La novela de Cortés pone el foco precisamente ahí: en lo que ocurre cuando los entornos dejan de ser seguros, cuando la pertenencia se erosiona y cuando el silencio reemplaza a la conversación. No hay sermón ni moraleja explícita, pero sí una pregunta de fondo que incomoda: ¿qué tipo de ira estamos acumulando hoy sin darnos cuenta?
La historia costarricense demuestra que la paz no es un rasgo genético ni una garantía perpetua. Es una práctica. Requiere escucha, reconocimiento, reparación y cuidado constante de los vínculos que sostienen la vida colectiva.

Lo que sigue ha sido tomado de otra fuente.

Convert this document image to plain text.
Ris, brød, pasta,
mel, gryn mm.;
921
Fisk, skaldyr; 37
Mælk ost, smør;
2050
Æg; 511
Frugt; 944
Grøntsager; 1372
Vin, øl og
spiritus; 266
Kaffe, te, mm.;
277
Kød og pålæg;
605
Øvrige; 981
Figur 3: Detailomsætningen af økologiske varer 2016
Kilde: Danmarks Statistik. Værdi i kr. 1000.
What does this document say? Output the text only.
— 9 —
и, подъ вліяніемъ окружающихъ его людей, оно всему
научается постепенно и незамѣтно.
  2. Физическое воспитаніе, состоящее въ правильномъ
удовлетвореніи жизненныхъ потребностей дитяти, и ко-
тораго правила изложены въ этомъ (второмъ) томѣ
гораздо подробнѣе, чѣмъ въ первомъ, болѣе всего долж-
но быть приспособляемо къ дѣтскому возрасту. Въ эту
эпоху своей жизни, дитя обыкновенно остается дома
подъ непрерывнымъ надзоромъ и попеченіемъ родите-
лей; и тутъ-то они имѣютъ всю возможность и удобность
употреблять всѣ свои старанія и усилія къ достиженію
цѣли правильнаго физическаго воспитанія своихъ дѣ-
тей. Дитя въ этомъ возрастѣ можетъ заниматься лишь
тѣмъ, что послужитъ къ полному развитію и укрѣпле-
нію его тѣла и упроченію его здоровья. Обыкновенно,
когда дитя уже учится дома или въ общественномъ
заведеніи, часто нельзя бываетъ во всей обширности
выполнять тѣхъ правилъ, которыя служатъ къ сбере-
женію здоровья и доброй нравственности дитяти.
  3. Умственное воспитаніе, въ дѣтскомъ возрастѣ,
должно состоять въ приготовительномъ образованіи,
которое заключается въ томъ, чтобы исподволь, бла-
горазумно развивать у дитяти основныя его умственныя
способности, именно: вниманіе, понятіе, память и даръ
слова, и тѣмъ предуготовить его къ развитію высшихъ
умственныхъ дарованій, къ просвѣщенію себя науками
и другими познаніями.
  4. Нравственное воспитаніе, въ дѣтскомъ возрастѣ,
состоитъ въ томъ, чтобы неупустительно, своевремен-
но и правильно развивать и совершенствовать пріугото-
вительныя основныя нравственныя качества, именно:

Cuando esos elementos fallan, incluso las sociedades que se perciben estables pueden fracturarse.
El año de la ira no propone soluciones. No es su función. Pero cumple un rol fundamental: recordarnos que ignorar el malestar no lo elimina; solo lo desplaza hacia formas más destructivas. Tal vez el verdadero valor de esta novela sea obligarnos a mirar nuestros propios silencios. Porque la historia ya nos mostró lo que ocurre cuando una sociedad deja de escucharse. La pregunta es si estamos dispuestos a aprender antes de repetirla.